Bild: Das Glücksorakel schlechthin: ein vierblättriges Kleeblatt, aus pflanze…
Im Umfeld der gerade beendeten Fußball-Europameisterschaft wurden wieder
jede Menge tierische Orakel an den felligen Haaren ins Licht der
Öffentlichkeit gezerrt. Doch verblüffenderweise hat niemand auf das älteste
Mittel der Vorhersage zurückgegriffen: die Pflanzen. Zu deren Glück! Denn
schon immer ging es ihnen unter den menschlichen Propheten schlecht.
Wenn Abrupftrieb und Aberglauben zusammenkommen, leidet die Pflanze! Ein
unheilvoller Trieb nämlich zwingt den Menschen, unter ständigem Murmeln
Pflanzenteile abzureißen: „Sie liebt mich, sie liebt mich nicht …“ Die
gerupfte Pflanze, sie hasst dich, sie hasst dich noch mehr, über alle
Maßen, warum kannst du’s nicht einfach lassen? Der kultivierte Mensch
sollte seine Frage einfach auszählen und das Liebesorakel rechnerisch
lösen.
Das fordern zumindest die seit Jahrhunderten tätigen Hexen für den
Pflanzenfrieden, die natürlich auch alle Varianten des gerupften
Liebesorakels kennen, sogar die schwarze Variante: „Ledig sein, Hochzeit
han, ins Klösterle gehn, am Ende schwarzer Schrein.“
Pflanzenethisch korrekt ist dagegen das Vielliebchenessen, bei dem nur
reife Haselnüsse geknackt werden. Hat eine Nuss zwei Kerne, isst das
Mädchen einen und lässt sich den anderen vom Jüngling von den Lippen
küssen. Das ist die beste Methode, spielerisch herauszufinden, ob dieser an
einer Haselnussallergie leidet und als Partner infrage kommt.
## Gepresstes Kleeblatt
Der Klassiker unter den Pflanzenorakeln ist das
Vierblättrige-Kleeblatt-Suchen. Ist eines gefunden, wird es umstandslos
ausgerissen, in einem dicken Buch gepresst und dann vergessen. Die Hexen
für botanische Nachhaltigkeit sind natürlich mit solch einer Tortur nicht
einverstanden. Warum können die ehrlichen Finder und Finderinnen das
Kleeblatt nicht einfach fotografieren oder besser noch abzeichnen, anstatt
es zu mumifizieren und zu krümelifizieren?

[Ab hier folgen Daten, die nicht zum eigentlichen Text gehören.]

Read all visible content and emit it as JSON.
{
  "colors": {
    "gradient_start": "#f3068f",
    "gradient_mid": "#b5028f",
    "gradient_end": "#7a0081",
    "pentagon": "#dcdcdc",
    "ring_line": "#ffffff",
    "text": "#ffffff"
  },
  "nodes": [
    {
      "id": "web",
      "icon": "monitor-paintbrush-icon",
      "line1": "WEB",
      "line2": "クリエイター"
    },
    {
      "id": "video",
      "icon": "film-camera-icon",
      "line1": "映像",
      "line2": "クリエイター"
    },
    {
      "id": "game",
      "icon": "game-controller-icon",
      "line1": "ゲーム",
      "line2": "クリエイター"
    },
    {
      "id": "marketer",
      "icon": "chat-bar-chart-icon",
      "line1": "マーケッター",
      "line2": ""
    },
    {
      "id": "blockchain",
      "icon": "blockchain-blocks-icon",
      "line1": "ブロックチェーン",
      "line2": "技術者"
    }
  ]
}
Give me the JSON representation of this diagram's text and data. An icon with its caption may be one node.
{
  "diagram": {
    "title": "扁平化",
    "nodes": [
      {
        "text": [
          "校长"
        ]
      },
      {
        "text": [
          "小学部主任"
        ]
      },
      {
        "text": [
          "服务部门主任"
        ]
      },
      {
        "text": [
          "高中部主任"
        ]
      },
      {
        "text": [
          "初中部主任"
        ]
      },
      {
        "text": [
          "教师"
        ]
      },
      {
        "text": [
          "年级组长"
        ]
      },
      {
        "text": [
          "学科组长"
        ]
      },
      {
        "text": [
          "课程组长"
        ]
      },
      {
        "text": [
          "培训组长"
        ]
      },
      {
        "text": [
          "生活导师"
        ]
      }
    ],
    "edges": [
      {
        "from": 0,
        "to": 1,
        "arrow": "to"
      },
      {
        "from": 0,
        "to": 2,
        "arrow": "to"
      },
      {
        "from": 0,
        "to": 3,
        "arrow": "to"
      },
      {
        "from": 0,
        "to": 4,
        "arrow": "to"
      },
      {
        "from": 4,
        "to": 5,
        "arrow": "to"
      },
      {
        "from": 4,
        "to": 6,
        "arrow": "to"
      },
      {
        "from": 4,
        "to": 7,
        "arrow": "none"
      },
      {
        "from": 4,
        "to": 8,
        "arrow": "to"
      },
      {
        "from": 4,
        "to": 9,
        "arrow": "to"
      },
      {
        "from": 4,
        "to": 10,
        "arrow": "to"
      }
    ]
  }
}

Klüger ist es ohnehin, das gefundene Kleeblatt einem anderen Menschen in
die Schuhe zu schieben, denn dieser muss fortan hinter dem
In-den-Schuh-Schieber herlaufen. Das prophezeien jedenfalls die klugen
Alraunen von alters her. Die Gewürzbordindustrie schwört hingegen auf die
Wirkung von Rosmarin, Liebstöckel und Dill, es heißt ja nach dem Verzehr,
es verliebt sich der Partner oder er macht, was er will.
William Shakespeare empfiehlt als pflanzlichen Liebeszauber „Love in
idleness“, was einfache Feldstiefmütterchen meint. Der Saft des
Stiefmütterchens auf entschlafene Wimpern geträufelt, lässt den oder die
Beträufelte sich in jene verlieben, den sie oder er als Erstes erblickt,
wenn sie oder er die Augen aufschlägt. So poetisch ging es damals noch zu,
als nicht mit K.-o.-Tropfen auf der Tanzdiele operiert wurde…
Dafür wurden damals arglose Baldrian-, Gundermann- und Rainfarnpflanzen
abgerissen, um sie als Schutzzauber einzusetzen. Schutzzauber! Das hören
die Hexen gegen faulen Zauber gar nicht gern. Der notorische Pflanzenfeind
Shakespeare empfiehlt sogar: „Eibenzweige abgerissen, bei des Mondes
Finsternissen“, um Geister herbeizurufen, die besser ungerufen bleiben.
Mistelzweige kann man dagegen ohne ethische Vorbehalte abschneiden und im
Haus aufhängen, weil die Mistelpflanze als Schmarotzerpflanze ja selbst ein
kannibalistischer Pflanzenfeind ist. Sie ist aber auch in der germanischen
Sagenwelt die einzige Pflanze, von der die Liebesgöttin Frigga nicht
verlangte, einen Eid zu ablegen, ihren Sohn nicht zu töten.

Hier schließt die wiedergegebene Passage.